OK, maybe you had to be there - or maybe the bar for comedy is set a little lower at Holyrood than at the Fringe. But the non-Nationalist sections of the chamber guffawed supportively.
For a moment - but only a moment - Alex Salmond seemed a mite discomfited. He said the SNP manifesto had promised to consult on a fairer, more progressive system of council taxation - after the referendum result had defined Scotland's future tax powers more generally.
To this, he would adhere. Mr Brown, a Conservative MSP with a reputation for dry wit, subsided, smiling.
Educational standards
It was a theme of the day: the suggestion that Scottish Ministers are averse to anything which might provoke a contrary reaction from voters at the referendum.
Labour's Johann Lamont implied that the Scottish government might have intervened to "water down" a report by Audit Scotland on educational standards in school.
According to Ms Lamont, an early draft contained criticisms which did not survive to the published version.

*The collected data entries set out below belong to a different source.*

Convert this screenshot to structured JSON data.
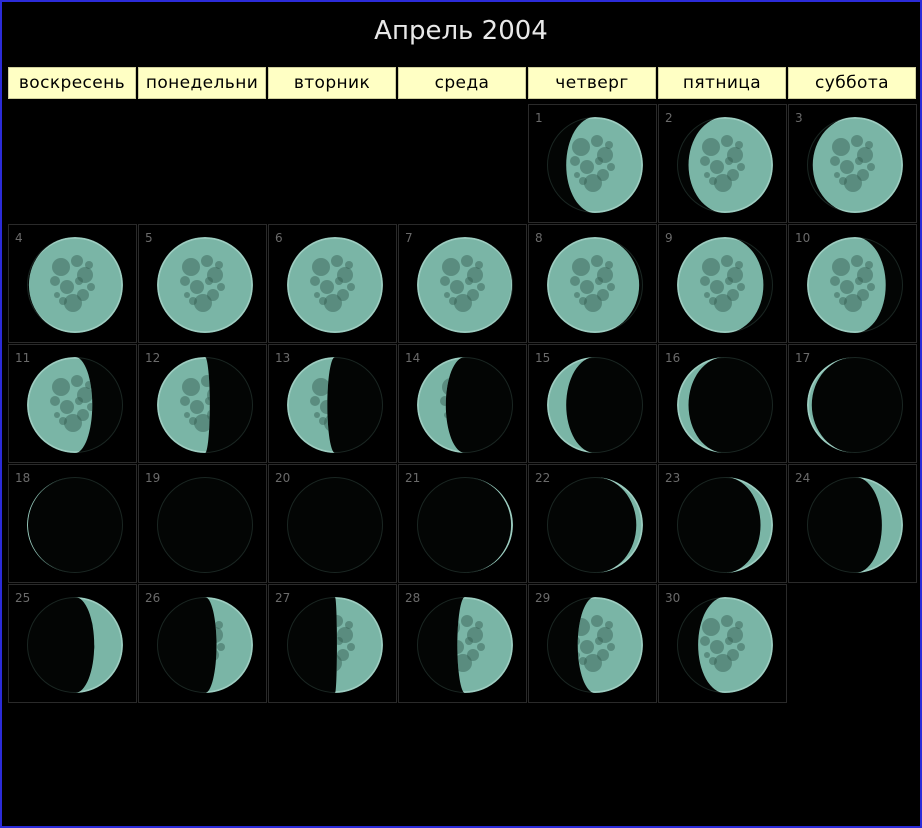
{
  "title": "Апрель 2004",
  "weekdays": [
    "воскресень",
    "понедельни",
    "вторник",
    "среда",
    "четверг",
    "пятница",
    "суббота"
  ],
  "first_weekday_index": 4,
  "colors": {
    "moon_fill": "#7ab5a6",
    "moon_dark": "#335a50",
    "frame": "#2b2bd8",
    "header_bg": "#ffffc4"
  },
  "days": [
    {
      "day": "1",
      "illum": 0.8,
      "waxing": true
    },
    {
      "day": "2",
      "illum": 0.88,
      "waxing": true
    },
    {
      "day": "3",
      "illum": 0.94,
      "waxing": true
    },
    {
      "day": "4",
      "illum": 0.98,
      "waxing": true
    },
    {
      "day": "5",
      "illum": 1.0,
      "waxing": true
    },
    {
      "day": "6",
      "illum": 1.0,
      "waxing": false
    },
    {
      "day": "7",
      "illum": 0.99,
      "waxing": false
    },
    {
      "day": "8",
      "illum": 0.96,
      "waxing": false
    },
    {
      "day": "9",
      "illum": 0.9,
      "waxing": false
    },
    {
      "day": "10",
      "illum": 0.82,
      "waxing": false
    },
    {
      "day": "11",
      "illum": 0.68,
      "waxing": false
    },
    {
      "day": "12",
      "illum": 0.55,
      "waxing": false
    },
    {
      "day": "13",
      "illum": 0.42,
      "waxing": false
    },
    {
      "day": "14",
      "illum": 0.3,
      "waxing": false
    },
    {
      "day": "15",
      "illum": 0.2,
      "waxing": false
    },
    {
      "day": "16",
      "illum": 0.12,
      "waxing": false
    },
    {
      "day": "17",
      "illum": 0.05,
      "waxing": false
    },
    {
      "day": "18",
      "illum": 0.01,
      "waxing": false
    },
    {
      "day": "19",
      "illum": 0.0,
      "waxing": true
    },
    {
      "day": "20",
      "illum": 0.0,
      "waxing": true
    },
    {
      "day": "21",
      "illum": 0.02,
      "waxing": true
    },
    {
      "day": "22",
      "illum": 0.07,
      "waxing": true
    },
    {
      "day": "23",
      "illum": 0.13,
      "waxing": true
    },
    {
      "day": "24",
      "illum": 0.22,
      "waxing": true
    },
    {
      "day": "25",
      "illum": 0.3,
      "waxing": true
    },
    {
      "day": "26",
      "illum": 0.38,
      "waxing": true
    },
    {
      "day": "27",
      "illum": 0.48,
      "waxing": true
    },
    {
      "day": "28",
      "illum": 0.58,
      "waxing": true
    },
    {
      "day": "29",
      "illum": 0.68,
      "waxing": true
    },
    {
      "day": "30",
      "illum": 0.78,
      "waxing": true
    }
  ]
}
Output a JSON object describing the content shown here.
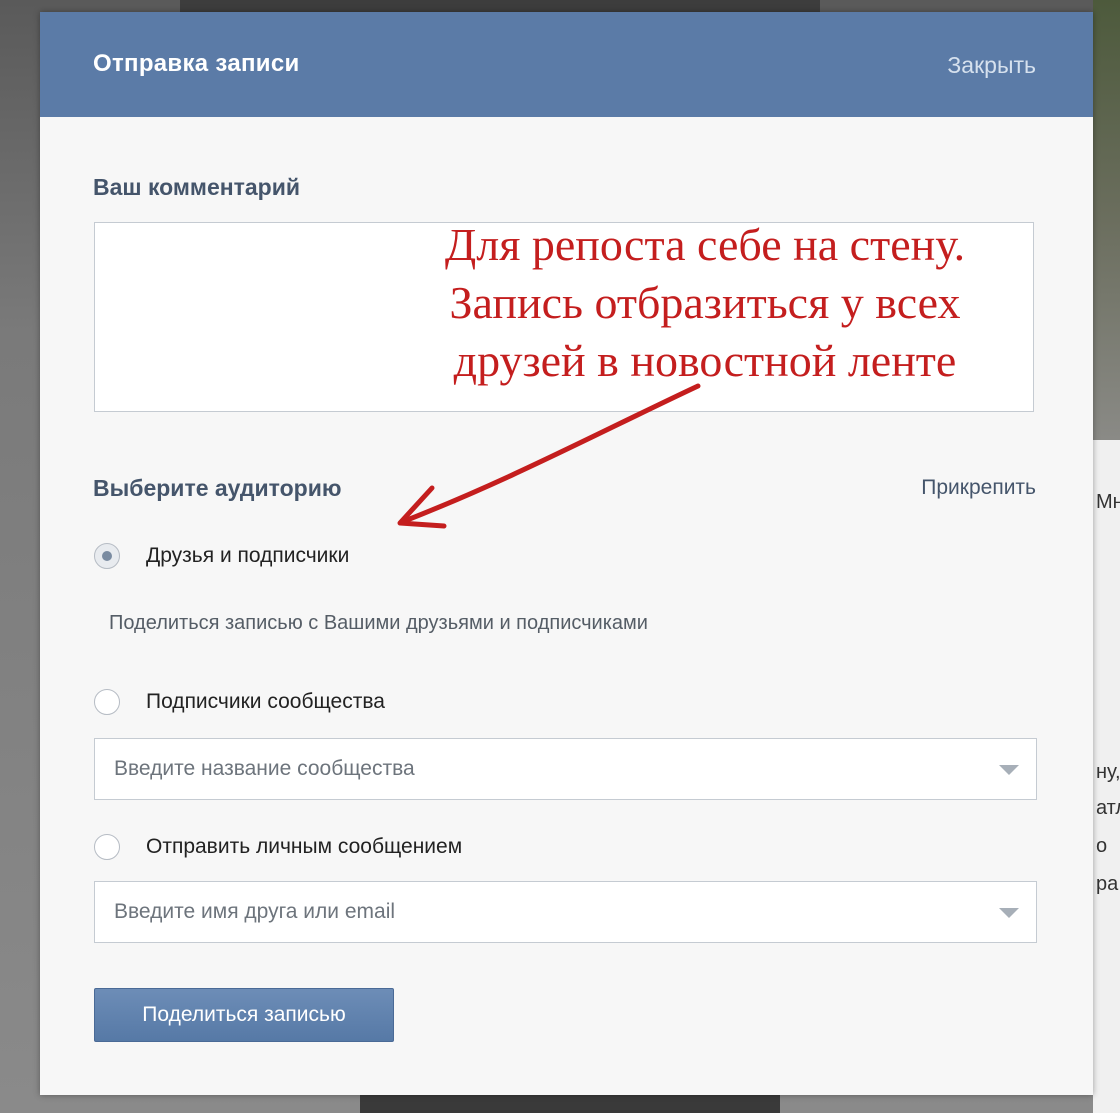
{
  "background": {
    "side_text": [
      "Мн",
      "ну,",
      "атл",
      "о",
      "ра"
    ]
  },
  "modal": {
    "title": "Отправка записи",
    "close_label": "Закрыть"
  },
  "comment": {
    "label": "Ваш комментарий",
    "value": ""
  },
  "annotation": {
    "lines": [
      "Для репоста себе на стену.",
      "Запись отбразиться у всех",
      "друзей в новостной ленте"
    ],
    "color": "#c41e1e"
  },
  "audience": {
    "label": "Выберите аудиторию",
    "attach_label": "Прикрепить",
    "options": [
      {
        "label": "Друзья и подписчики",
        "selected": true
      },
      {
        "label": "Подписчики сообщества",
        "selected": false
      },
      {
        "label": "Отправить личным сообщением",
        "selected": false
      }
    ],
    "friends_hint": "Поделиться записью с Вашими друзьями и подписчиками",
    "community_placeholder": "Введите название сообщества",
    "friend_placeholder": "Введите имя друга или email"
  },
  "share_button": {
    "label": "Поделиться записью"
  },
  "colors": {
    "header": "#5b7ba7",
    "button": "#5f80ac",
    "label_text": "#45556b"
  },
  "icons": {
    "dropdown": "chevron-down-icon",
    "arrow": "red-arrow-annotation"
  }
}
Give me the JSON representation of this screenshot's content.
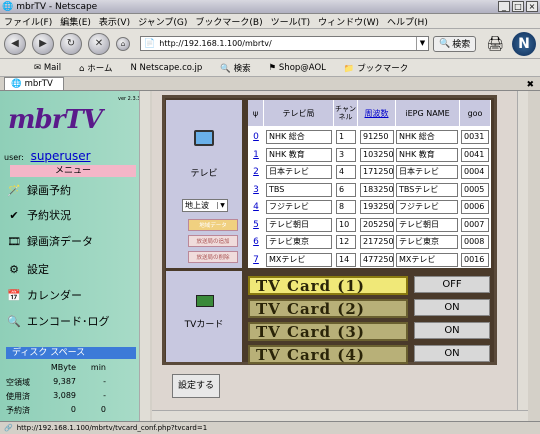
{
  "window": {
    "title": "mbrTV - Netscape"
  },
  "menubar": [
    "ファイル(F)",
    "編集(E)",
    "表示(V)",
    "ジャンプ(G)",
    "ブックマーク(B)",
    "ツール(T)",
    "ウィンドウ(W)",
    "ヘルプ(H)"
  ],
  "nav": {
    "url": "http://192.168.1.100/mbrtv/",
    "search_label": "検索"
  },
  "bookmarks": [
    "Mail",
    "ホーム",
    "Netscape.co.jp",
    "検索",
    "Shop@AOL",
    "ブックマーク"
  ],
  "tab": {
    "label": "mbrTV"
  },
  "sidebar": {
    "version": "ver 2.3.3",
    "logo": "mbrTV",
    "user_label": "user:",
    "user_name": "superuser",
    "menu_header": "メニュー",
    "items": [
      {
        "label": "録画予約",
        "icon": "magic-wand-icon"
      },
      {
        "label": "予約状況",
        "icon": "check-icon"
      },
      {
        "label": "録画済データ",
        "icon": "film-icon"
      },
      {
        "label": "設定",
        "icon": "gear-icon"
      },
      {
        "label": "カレンダー",
        "icon": "calendar-icon"
      },
      {
        "label": "エンコード･ログ",
        "icon": "magnifier-icon"
      }
    ],
    "disk_header": "ディスク スペース",
    "disk_cols": [
      "",
      "MByte",
      "min"
    ],
    "disk_rows": [
      [
        "空領域",
        "9,387",
        "-"
      ],
      [
        "使用済",
        "3,089",
        "-"
      ],
      [
        "予約済",
        "0",
        "0"
      ]
    ]
  },
  "tv_panel": {
    "tv_label": "テレビ",
    "select_value": "地上波",
    "buttons": [
      "地域データ",
      "放送局の追加",
      "放送局の削除"
    ],
    "card_label": "TVカード",
    "setup_button": "設定する"
  },
  "channel_table": {
    "headers": [
      "ψ",
      "テレビ局",
      "チャンネル",
      "周波数",
      "iEPG NAME",
      "goo"
    ],
    "rows": [
      [
        "0",
        "NHK 総合",
        "1",
        "91250",
        "NHK 総合",
        "0031"
      ],
      [
        "1",
        "NHK 教育",
        "3",
        "103250",
        "NHK 教育",
        "0041"
      ],
      [
        "2",
        "日本テレビ",
        "4",
        "171250",
        "日本テレビ",
        "0004"
      ],
      [
        "3",
        "TBS",
        "6",
        "183250",
        "TBSテレビ",
        "0005"
      ],
      [
        "4",
        "フジテレビ",
        "8",
        "193250",
        "フジテレビ",
        "0006"
      ],
      [
        "5",
        "テレビ朝日",
        "10",
        "205250",
        "テレビ朝日",
        "0007"
      ],
      [
        "6",
        "テレビ東京",
        "12",
        "217250",
        "テレビ東京",
        "0008"
      ],
      [
        "7",
        "MXテレビ",
        "14",
        "477250",
        "MXテレビ",
        "0016"
      ]
    ]
  },
  "cards": [
    {
      "label": "TV Card (1)",
      "state": "OFF"
    },
    {
      "label": "TV Card (2)",
      "state": "ON"
    },
    {
      "label": "TV Card (3)",
      "state": "ON"
    },
    {
      "label": "TV Card (4)",
      "state": "ON"
    }
  ],
  "status": {
    "text": "http://192.168.1.100/mbrtv/tvcard_conf.php?tvcard=1"
  }
}
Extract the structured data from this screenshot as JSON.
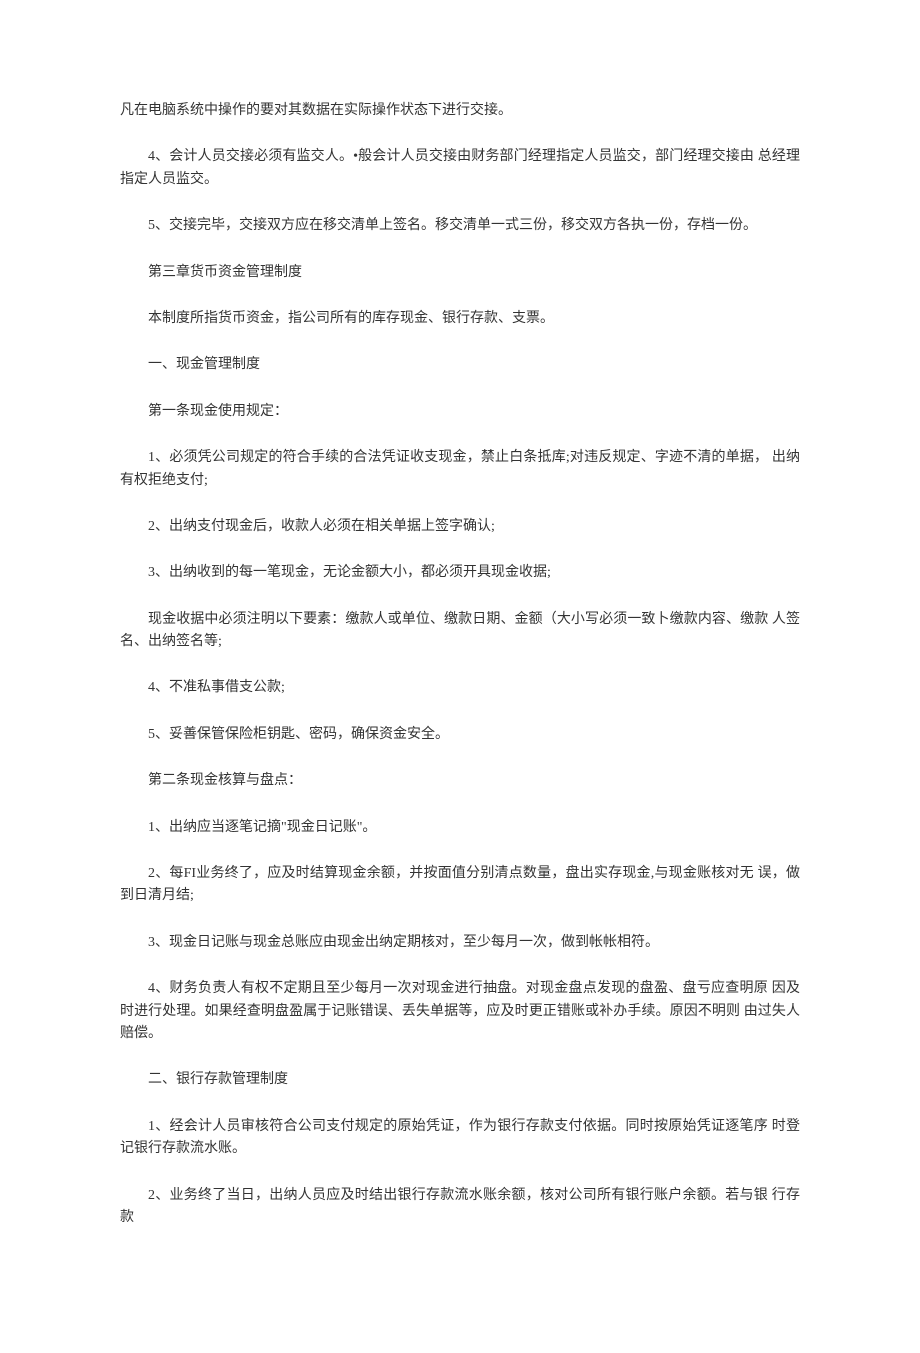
{
  "paragraphs": {
    "p1": "凡在电脑系统中操作的要对其数据在实际操作状态下进行交接。",
    "p2": "4、会计人员交接必须有监交人。•般会计人员交接由财务部门经理指定人员监交，部门经理交接由 总经理指定人员监交。",
    "p3": "5、交接完毕，交接双方应在移交清单上签名。移交清单一式三份，移交双方各执一份，存档一份。",
    "p4": "第三章货币资金管理制度",
    "p5": "本制度所指货币资金，指公司所有的库存现金、银行存款、支票。",
    "p6": "一、现金管理制度",
    "p7": "第一条现金使用规定：",
    "p8": "1、必须凭公司规定的符合手续的合法凭证收支现金，禁止白条抵库;对违反规定、字迹不清的单据， 出纳有权拒绝支付;",
    "p9": "2、出纳支付现金后，收款人必须在相关单据上签字确认;",
    "p10": "3、出纳收到的每一笔现金，无论金额大小，都必须开具现金收据;",
    "p11": "现金收据中必须注明以下要素：缴款人或单位、缴款日期、金额（大小写必须一致卜缴款内容、缴款 人签名、出纳签名等;",
    "p12": "4、不准私事借支公款;",
    "p13": "5、妥善保管保险柜钥匙、密码，确保资金安全。",
    "p14": "第二条现金核算与盘点：",
    "p15": "1、出纳应当逐笔记摘\"现金日记账\"。",
    "p16": "2、每FI业务终了，应及时结算现金余额，并按面值分别清点数量，盘出实存现金,与现金账核对无 误，做到日清月结;",
    "p17": "3、现金日记账与现金总账应由现金出纳定期核对，至少每月一次，做到帐帐相符。",
    "p18": "4、财务负责人有权不定期且至少每月一次对现金进行抽盘。对现金盘点发现的盘盈、盘亏应查明原 因及时进行处理。如果经查明盘盈属于记账错误、丢失单据等，应及时更正错账或补办手续。原因不明则 由过失人赔偿。",
    "p19": "二、银行存款管理制度",
    "p20": "1、经会计人员审核符合公司支付规定的原始凭证，作为银行存款支付依据。同时按原始凭证逐笔序 时登记银行存款流水账。",
    "p21": "2、业务终了当日，出纳人员应及时结出银行存款流水账余额，核对公司所有银行账户余额。若与银 行存款"
  }
}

She wondered what had happened to them, noting en passant that "the first casualty" of the Scottish government was truth.
Mr Salmond said this was "impugning the integrity" of Audit Scotland. He said that Scotland's scholastic performance had been declining under Labour - but that this had been reversed.
Audit Scotland later issued a statement to the effect that the draft had been sent to various bodies to check for accuracy.
This, said both they and the Scottish government, was entirely standard practice. Ministers demanded a retraction from Labour.
'The comrades'
The day generated another theme: Alex Salmond's assertion that his opponents were in active collaboration with each other.
He referred regularly to them as "the comrades" and went so far as to draw attention to the attire sported by Ruth Davidson, she of the Tories.
It was a jacket of scarlet hue, comparable to the colour of the standard raised high in the anthem sung with varying degrees of enthusiasm at the conclusion of Labour conferences.
Mr Davidson noted drily that she was content to take compliments where she found them - before pursuing the first minister assiduously over the issue of the start-up costs of independence.
Willie Rennie followed the same course, prompting Mr Salmond, once more, to proclaim the existence of a Unionist cabal.
The session ended in extra time with Ms Davidson joining a late flurry over the question of whether alcohol should once more be allowed in Scottish football grounds.
The Tory thinking is that fans should be allowed to buy a beer along with their burger inside stadium concourses. They do not envisage a return to the days of fans lugging a rucksack replete with carry-out.
Mr Salmond noted that the police were less than convinced and he was inclined to take guidance from that quarter.